On the subject of culture, is there anyone or anything in popular culture—a singer, an actor, an author—that you can point to and say, that’s the sort of working-class culture I like, that’s what the Labour Party should be standing for, that’s us?

No, and I don’t think I would. I think it’s a mistake to believe that the working-class is in some way homogenous, that it’s one uniform slab, and that anyone who doesn’t fit that criteria somehow can’t be working-class.

What I say in the introduction of the book is, look, people across the working-class have different beliefs. They come from different backgrounds. Some working-class people, particularly the younger generation, are undoubtedly more liberal and cosmopolitan in their worldview. It doesn’t make them any less working-class than more traditional blue collar working-class communities who I’ve spoken about.

That reminds me of something you mentioned in Despised: that as a young Labour activist you were much more liberal, and that your views were much closer to the liberal consensus than they are today. What’s changed between the Paul Embery of 20 years ago and the Paul Embery of today?

I think the very profound experiences in Barking and Dagenham in the first decade of this century which I described earlier. I certainly began from a position of being entirely relaxed about what was happening around me, not quite understanding why anybody would express any concern about very profound economic and demographic changes in their local community. I believed, actually, that much of it probably was driven by innate racism or xenophobia or hostility to change.

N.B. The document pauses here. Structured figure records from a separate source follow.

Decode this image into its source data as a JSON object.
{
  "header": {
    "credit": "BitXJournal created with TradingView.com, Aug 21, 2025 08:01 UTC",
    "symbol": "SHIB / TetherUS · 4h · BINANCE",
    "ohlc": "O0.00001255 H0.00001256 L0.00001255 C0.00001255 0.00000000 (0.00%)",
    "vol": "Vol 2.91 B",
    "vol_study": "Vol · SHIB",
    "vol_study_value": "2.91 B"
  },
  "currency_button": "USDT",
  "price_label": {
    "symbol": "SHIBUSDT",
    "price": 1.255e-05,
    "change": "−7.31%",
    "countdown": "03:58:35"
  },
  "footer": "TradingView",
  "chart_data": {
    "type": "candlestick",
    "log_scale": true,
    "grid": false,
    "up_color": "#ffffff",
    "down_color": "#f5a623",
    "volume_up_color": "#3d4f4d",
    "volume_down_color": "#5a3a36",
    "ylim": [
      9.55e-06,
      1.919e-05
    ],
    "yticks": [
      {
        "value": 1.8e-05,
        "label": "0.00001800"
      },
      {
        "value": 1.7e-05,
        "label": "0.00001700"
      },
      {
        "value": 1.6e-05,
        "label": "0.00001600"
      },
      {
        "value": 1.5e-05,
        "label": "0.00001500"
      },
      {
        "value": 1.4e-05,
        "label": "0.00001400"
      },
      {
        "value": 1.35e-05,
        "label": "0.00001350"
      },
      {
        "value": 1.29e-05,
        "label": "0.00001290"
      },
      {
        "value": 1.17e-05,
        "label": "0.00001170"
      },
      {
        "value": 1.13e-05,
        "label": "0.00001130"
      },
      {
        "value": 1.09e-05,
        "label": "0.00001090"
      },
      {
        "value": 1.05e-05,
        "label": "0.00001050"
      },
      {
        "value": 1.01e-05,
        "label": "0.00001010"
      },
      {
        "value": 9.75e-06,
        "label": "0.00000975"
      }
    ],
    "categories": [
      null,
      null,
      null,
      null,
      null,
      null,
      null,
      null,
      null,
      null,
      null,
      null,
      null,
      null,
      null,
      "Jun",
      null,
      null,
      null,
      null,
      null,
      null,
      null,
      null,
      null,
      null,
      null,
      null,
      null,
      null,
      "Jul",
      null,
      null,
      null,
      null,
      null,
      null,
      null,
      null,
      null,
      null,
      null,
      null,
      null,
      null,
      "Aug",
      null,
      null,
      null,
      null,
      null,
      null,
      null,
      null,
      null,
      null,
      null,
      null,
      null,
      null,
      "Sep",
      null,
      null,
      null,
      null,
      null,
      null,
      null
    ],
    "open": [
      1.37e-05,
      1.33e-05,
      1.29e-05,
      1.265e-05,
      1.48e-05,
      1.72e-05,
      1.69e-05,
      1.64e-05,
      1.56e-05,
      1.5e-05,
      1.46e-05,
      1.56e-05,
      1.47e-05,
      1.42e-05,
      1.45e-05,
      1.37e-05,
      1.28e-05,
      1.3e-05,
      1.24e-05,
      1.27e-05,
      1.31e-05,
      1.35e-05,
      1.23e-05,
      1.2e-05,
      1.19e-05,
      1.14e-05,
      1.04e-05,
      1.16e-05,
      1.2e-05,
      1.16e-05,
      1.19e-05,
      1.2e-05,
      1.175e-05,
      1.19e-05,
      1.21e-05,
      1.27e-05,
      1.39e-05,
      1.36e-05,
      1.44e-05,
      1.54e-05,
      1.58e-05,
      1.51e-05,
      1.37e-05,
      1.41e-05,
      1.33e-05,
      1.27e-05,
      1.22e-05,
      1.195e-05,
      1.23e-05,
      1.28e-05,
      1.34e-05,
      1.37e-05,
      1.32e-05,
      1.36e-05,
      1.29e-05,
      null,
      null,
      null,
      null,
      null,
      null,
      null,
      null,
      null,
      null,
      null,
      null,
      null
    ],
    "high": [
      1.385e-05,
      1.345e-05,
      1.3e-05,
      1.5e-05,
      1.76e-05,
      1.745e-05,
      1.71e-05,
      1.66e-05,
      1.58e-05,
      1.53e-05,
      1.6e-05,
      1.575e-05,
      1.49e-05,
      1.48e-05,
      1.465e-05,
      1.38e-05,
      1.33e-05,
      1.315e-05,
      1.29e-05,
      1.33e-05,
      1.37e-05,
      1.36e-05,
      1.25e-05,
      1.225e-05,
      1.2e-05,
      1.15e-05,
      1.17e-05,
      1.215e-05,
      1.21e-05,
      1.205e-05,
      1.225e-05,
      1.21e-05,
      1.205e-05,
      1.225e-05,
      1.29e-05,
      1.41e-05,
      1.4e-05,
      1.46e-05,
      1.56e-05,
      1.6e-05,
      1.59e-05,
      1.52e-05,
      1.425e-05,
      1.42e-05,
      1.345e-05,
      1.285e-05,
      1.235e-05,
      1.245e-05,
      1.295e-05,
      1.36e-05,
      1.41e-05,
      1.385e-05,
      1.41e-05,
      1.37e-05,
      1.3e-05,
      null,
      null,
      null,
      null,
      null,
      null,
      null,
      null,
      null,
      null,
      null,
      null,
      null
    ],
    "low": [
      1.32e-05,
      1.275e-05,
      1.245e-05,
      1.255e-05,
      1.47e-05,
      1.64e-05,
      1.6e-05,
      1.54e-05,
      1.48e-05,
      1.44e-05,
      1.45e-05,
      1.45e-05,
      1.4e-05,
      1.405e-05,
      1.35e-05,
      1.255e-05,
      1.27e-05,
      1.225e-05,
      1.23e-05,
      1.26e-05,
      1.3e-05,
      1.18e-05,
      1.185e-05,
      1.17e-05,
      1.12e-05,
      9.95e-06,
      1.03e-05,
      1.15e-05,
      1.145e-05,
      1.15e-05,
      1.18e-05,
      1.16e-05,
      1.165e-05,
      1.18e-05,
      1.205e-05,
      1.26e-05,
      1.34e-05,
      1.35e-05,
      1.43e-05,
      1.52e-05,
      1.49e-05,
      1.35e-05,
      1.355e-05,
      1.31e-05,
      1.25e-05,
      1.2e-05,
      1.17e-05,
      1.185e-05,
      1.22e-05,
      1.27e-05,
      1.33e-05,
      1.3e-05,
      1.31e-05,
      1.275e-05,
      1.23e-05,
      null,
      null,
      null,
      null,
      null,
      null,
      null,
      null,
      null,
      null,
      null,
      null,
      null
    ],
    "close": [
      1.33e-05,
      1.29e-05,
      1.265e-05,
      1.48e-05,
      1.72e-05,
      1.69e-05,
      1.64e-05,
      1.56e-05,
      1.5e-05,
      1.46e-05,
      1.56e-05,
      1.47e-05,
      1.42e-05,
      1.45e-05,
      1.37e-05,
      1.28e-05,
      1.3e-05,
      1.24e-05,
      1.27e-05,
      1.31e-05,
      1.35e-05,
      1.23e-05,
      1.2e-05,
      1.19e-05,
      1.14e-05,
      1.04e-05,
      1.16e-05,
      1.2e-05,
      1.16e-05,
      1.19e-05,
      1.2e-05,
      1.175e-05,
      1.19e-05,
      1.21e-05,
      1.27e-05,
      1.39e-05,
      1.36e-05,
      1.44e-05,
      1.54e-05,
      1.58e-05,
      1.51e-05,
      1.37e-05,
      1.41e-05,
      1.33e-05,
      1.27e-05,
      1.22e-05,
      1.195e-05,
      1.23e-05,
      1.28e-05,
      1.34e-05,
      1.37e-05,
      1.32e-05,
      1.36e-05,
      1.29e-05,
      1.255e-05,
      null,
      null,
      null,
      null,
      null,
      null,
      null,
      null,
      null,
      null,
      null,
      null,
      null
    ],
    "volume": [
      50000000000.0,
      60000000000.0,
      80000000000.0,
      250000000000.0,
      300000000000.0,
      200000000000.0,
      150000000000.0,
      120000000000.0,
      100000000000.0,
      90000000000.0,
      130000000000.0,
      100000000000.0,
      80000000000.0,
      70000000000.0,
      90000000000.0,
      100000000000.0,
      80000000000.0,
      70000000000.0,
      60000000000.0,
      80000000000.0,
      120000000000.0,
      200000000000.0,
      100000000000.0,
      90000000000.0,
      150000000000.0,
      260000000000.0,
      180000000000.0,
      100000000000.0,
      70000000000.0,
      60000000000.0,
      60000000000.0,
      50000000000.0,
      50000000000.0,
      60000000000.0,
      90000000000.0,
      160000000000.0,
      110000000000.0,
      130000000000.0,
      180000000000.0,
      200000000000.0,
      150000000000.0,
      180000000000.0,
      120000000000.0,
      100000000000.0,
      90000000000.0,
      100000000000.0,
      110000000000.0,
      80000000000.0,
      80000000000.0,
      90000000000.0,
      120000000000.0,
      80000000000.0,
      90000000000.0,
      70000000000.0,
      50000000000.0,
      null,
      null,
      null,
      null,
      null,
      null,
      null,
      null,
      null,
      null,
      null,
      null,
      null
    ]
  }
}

I realized that it really wasn’t driven by those things; that actually, for people who are now in their 50s or 60s or 70s and rooted in the local community, concepts like family and place and tradition and community are very important. When your own horizons are reduced because you don’t have the wealth and the opportunity to travel, to have those cultural experiences that middle-class people can have, things like family and place are what’s important.

Finally, the book is dedicated, with obvious pride, to the people of Barking and Dagenham. Which people did you have in mind: the community you grew up in, or the very different, largely immigrant one that lives there now?

Interesting question. I guess when I wrote the inscription I had in mind the people who I grew up with and the people who experienced those profound social and economic convulsions in the first decade of the new century—the people who, early on, I was quite dismissive of, as was Labour as a whole. Those are the people who the book is aimed at: the people who had lived and sustained the place for many, many years, the people who were absolutely rooted in the place, but felt so neglected and let down that in the end they deserted it.

But I certainly wouldn’t want to be disrespectful to the new generation of people who are living there. It’s still very much a working-class place. I still regard the people living in places like that as working-class. I’m very happy to have a healthy, respectful debate with them, and to explain what lies behind my thinking, which is largely driven by experiences that the political establishment never had.